Clang of Hobart Cup Victory Sounds Out for Ingham History
16-02-2012
TWO fleetfooted half-brothers and competent sires, Clang and Strategic, are part of the sixty years of horse history of Jack and Bob Ingham, the west Sydney farmers who plucked a fortune out of chook growing and processing.
It all started back in the mid1950s when they inherited a mare, Valiant Rose, by the good Heroic sprinter-miler Valiant Chief and using the imported speed influence Port Vista bred Miss Port. She produced five winners for them by the inaugural Golden Slipper winner Todman, including two fillies, Port Joy and Sweet Embrace. When Sweet Embrace at 40-1 won the Golden Slipper by three lengths in1967, she made up for the last placing of her sister in the race the year before.

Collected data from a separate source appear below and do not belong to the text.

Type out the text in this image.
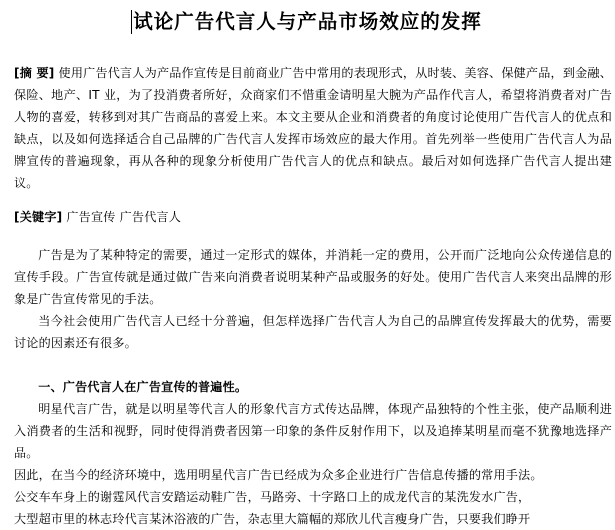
试论广告代言人与产品市场效应的发挥

[摘 要] 使用广告代言人为产品作宣传是目前商业广告中常用的表现形式，从时装、美容、保健产品，到金融、保险、地产、IT 业，为了投消费者所好，众商家们不惜重金请明星大腕为产品作代言人，希望将消费者对广告人物的喜爱，转移到对其广告商品的喜爱上来。本文主要从企业和消费者的角度讨论使用广告代言人的优点和缺点，以及如何选择适合自己品牌的广告代言人发挥市场效应的最大作用。首先列举一些使用广告代言人为品牌宣传的普遍现象，再从各种的现象分析使用广告代言人的优点和缺点。最后对如何选择广告代言人提出建议。

[关键字] 广告宣传 广告代言人

广告是为了某种特定的需要，通过一定形式的媒体，并消耗一定的费用，公开而广泛地向公众传递信息的宣传手段。广告宣传就是通过做广告来向消费者说明某种产品或服务的好处。使用广告代言人来突出品牌的形象是广告宣传常见的手法。

当今社会使用广告代言人已经十分普遍，但怎样选择广告代言人为自己的品牌宣传发挥最大的优势，需要讨论的因素还有很多。

一、广告代言人在广告宣传的普遍性。

明星代言广告，就是以明星等代言人的形象代言方式传达品牌，体现产品独特的个性主张，使产品顺利进入消费者的生活和视野，同时使得消费者因第一印象的条件反射作用下，以及追捧某明星而毫不犹豫地选择产品。

因此，在当今的经济环境中，选用明星代言广告已经成为众多企业进行广告信息传播的常用手法。

公交车车身上的谢霆风代言安踏运动鞋广告，马路旁、十字路口上的成龙代言的某洗发水广告，

大型超市里的林志玲代言某沐浴液的广告，杂志里大篇幅的郑欣儿代言瘦身广告，只要我们睁开
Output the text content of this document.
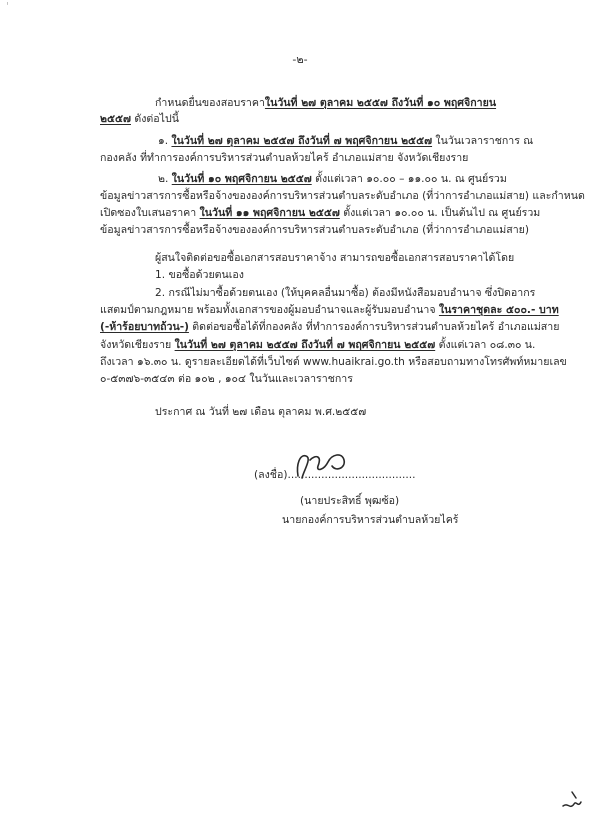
'
-๒-
กำหนดยื่นของสอบราคาในวันที่ ๒๗ ตุลาคม ๒๕๕๗ ถึงวันที่ ๑๐ พฤศจิกายน
๒๕๕๗ ดังต่อไปนี้
๑. ในวันที่ ๒๗ ตุลาคม ๒๕๕๗ ถึงวันที่ ๗ พฤศจิกายน ๒๕๕๗ ในวันเวลาราชการ ณ
กองคลัง ที่ทำการองค์การบริหารส่วนตำบลห้วยไคร้ อำเภอแม่สาย จังหวัดเชียงราย
๒. ในวันที่ ๑๐ พฤศจิกายน ๒๕๕๗ ตั้งแต่เวลา ๑๐.๐๐ – ๑๑.๐๐ น. ณ ศูนย์รวม
ข้อมูลข่าวสารการซื้อหรือจ้างขององค์การบริหารส่วนตำบลระดับอำเภอ (ที่ว่าการอำเภอแม่สาย) และกำหนด
เปิดซองใบเสนอราคา ในวันที่ ๑๑ พฤศจิกายน ๒๕๕๗ ตั้งแต่เวลา ๑๐.๐๐ น. เป็นต้นไป ณ ศูนย์รวม
ข้อมูลข่าวสารการซื้อหรือจ้างขององค์การบริหารส่วนตำบลระดับอำเภอ (ที่ว่าการอำเภอแม่สาย)
ผู้สนใจติดต่อขอซื้อเอกสารสอบราคาจ้าง สามารถขอซื้อเอกสารสอบราคาได้โดย
1. ขอซื้อด้วยตนเอง
2. กรณีไม่มาซื้อด้วยตนเอง (ให้บุคคลอื่นมาซื้อ) ต้องมีหนังสือมอบอำนาจ ซึ่งปิดอากร
แสตมป์ตามกฎหมาย พร้อมทั้งเอกสารของผู้มอบอำนาจและผู้รับมอบอำนาจ ในราคาชุดละ ๕๐๐.- บาท
(-ห้าร้อยบาทถ้วน-) ติดต่อขอซื้อได้ที่กองคลัง ที่ทำการองค์การบริหารส่วนตำบลห้วยไคร้ อำเภอแม่สาย
จังหวัดเชียงราย ในวันที่ ๒๗ ตุลาคม ๒๕๕๗ ถึงวันที่ ๗ พฤศจิกายน ๒๕๕๗ ตั้งแต่เวลา ๐๘.๓๐ น.
ถึงเวลา ๑๖.๓๐ น. ดูรายละเอียดได้ที่เว็บไซต์ www.huaikrai.go.th หรือสอบถามทางโทรศัพท์หมายเลข
๐-๕๓๗๖-๓๕๔๓ ต่อ ๑๐๒ , ๑๐๔ ในวันและเวลาราชการ
ประกาศ ณ วันที่ ๒๗ เดือน ตุลาคม พ.ศ.๒๕๕๗
(ลงชื่อ)......................................
(นายประสิทธิ์ พุฒซ้อ)
นายกองค์การบริหารส่วนตำบลห้วยไคร้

A winner of the Gimcrack Stakes on debut, Port Joy as a breeder outdid Sweet Embrace by producing a stakes winner, Royal Britannia, but the latter mare played a much bigger role in the breeding and racing empire founded by the Inghams using the Woodlands stud, Hunter Valley as headquarters. None of Sweet Embrace’s four winners from six foals were of consequence, but one of them, Sudden Impulse, a minor Sydney winner, earned the title of Australian Broodmare of the Year. Inbred 3x3 to Star Kingdom and on a cross of two Golden Slipper winners, Luskin Star and Todman, her four runners from five foals all won and included the stakes winning colts Strategic (by Zeditave) and Clang (by the Mr. Prospector sire Bellotto) and the filly Destruct (Sir Tristram).
Winner of seven races to1400mm, six stakes headed by the William Reid at Moonee Valley and the Silver Slipper and Pago Pago at Rosehill, Strategic was put to stud by the Inghams at their Cootamundra complex in mid western NSW, but is now owned by Darley and at their Northwood Park stud at Seymour in Victoria. Twenty-years old August 1, Strategic has supplied 442 winners (24 SWs) of over 1430 races and $33.6million. Mostly in the sprinter – 1600m division, they have included the Group1 winners Meurice (raced by Darley), Mistegic and Strategic News (South Africa). Neither Strategic or Clang, Silver Slipper and Stanley Wootton winner and AJC Sires’ Produce Stakes, VRC Sires’ Produce Stakes, MRC Oakleigh Plate and SAJC Goodwood Handicap second or third placegetter, have had high grade support at stud, but both have done well with the opportunity presented.
All his career at David Lucas’s Willowbend stud, Beaudesert, Qld, Clang has been responsible to date for 335 winners of over 1060 races and $22.6million.Three Group1 winners are Calaway Gal (won Golden Slipper), Black Piranha (won QTC Stradbroke, second AJC Doncaster, George Main Stakes, STC George Ryder Stakes, Doomben 10,000) and Clangalang (won AJC Australian Derby, Epsom Handicap).
Clangalang caused reflection on the Ingham’s contribution over the past sixty years when he was represented on Sunday by Geegees Blackflash, the winner of the 1875 established Hobart Cup, now 2400m but originally two miles (3200m). Also winner of ten other races, including the TRC Tasmanian Derby,Tasmanian Stakes and TTC Newmarket, Geegees Blackflash races for his breeders, Paul and Elizabeth Geard, owners of a dairy farm and about a hundred horses at Broadmarsh,Tas. He was inside his dam La Quita, an unraced mare by Grand Lodge, a sire shuttled to Woodlands by the Inghams, when they bought her for $3,500 at an Inglis sale in June 2006.
Geegees Blackflash is one of four stakes performers (three winners) in the second crop of Clangalang, a sire who started his stud career at Eliza Park, Kerrie, Vic, but who moved to the Rivers End stud at Wellington near the mouth of the Murray River in South Australia last year. His other winners include Hi Belle (7 wins, Listed events Sandown, Caulfield, Eagle (7 wins to Group1 Malaysia),The Eighth Maker (6 wins, four Morphettville), Prince Obama (three Hobart), Lakedro (Melbourne winner and Listed placed), Lexcen (6 at Morphettville), Full Peal (Flemington, Sandown), Reverberates (two at Sandown, Group 2 fourth twice), Soviet Banker (Perth),Trebbiano (Randwick), Ho Ho Life (three Hong Kong) and Mr Isaac (5 Hobart – Launceston). A $3,000 Adelaide sale yearling, Ho Ho Life recorded his fifth Hong Kong win when successful in the Centenary Challenge Cup this week.